There are several other details of course that I haven’t figured out, but this is enough to implement a very basic file-system manipulation utility: one that can create a passable virtual hard drive, with a single partition on it, that contains a single file-system. The utility can also create files in the root directory of that file-system and copy their content from files on the host OS.
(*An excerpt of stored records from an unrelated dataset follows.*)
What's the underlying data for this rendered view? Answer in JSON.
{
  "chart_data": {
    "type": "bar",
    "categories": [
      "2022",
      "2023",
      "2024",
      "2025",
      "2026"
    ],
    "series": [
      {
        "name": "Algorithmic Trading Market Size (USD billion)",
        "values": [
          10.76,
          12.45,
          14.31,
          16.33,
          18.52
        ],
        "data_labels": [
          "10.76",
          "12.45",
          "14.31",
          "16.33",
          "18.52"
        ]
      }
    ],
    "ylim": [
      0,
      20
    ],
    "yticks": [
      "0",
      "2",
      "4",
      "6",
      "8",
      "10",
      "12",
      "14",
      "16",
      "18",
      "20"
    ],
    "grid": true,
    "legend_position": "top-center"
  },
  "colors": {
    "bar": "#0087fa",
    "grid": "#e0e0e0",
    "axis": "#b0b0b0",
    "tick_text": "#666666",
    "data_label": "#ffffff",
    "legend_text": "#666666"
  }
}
This utility created a functional – albeit one-way – communication channel between the host PC and the simulated target. It’s imperfect but good enough for the job. It could be extend to be more complete, potentially even to the point where the host can mount Cray FS (NC1FS) volumes, but that’s a lot of work for not much value. It would be way more intesting to bring networking up but that I’ll save for a later post.
Back to the top
So where were we? The original problem I wanted to solve was that the file-system gets full with the OS trying to create a memory dump on a FS that’s clearly not large enough to hold one. So, armed with all this knowledge about the FS strucutre, what can we do?
Interestingly the size of the FS is really only stored in a few places: the s_fsize member of the super-block, the fd_nblk field of the partition descriptors and the size of the FREEMAP (bmp_total field). Changing the first two fields is not a big deal, but changing the size of the FREEMAP is problematic: it can’t really easily grow beyond the size of the block(s) it occupies. Luckily a single block (4kByte) worth of bitmap, which is the smallest allocation unit, supports disks up to 128MBytes in size, a significant extension over the 48MBytes of the intial RAM FS. So really, all it takes is patching up two or three fields to resize the parition to 128MBytes, wihch provides enough room for creating the dump and still leaving some extra space. Problem solved!
Are we done?
Yes, yes we are. I’ll stop this rather boring wall of text here. The next one, I promise, will be much more interesting.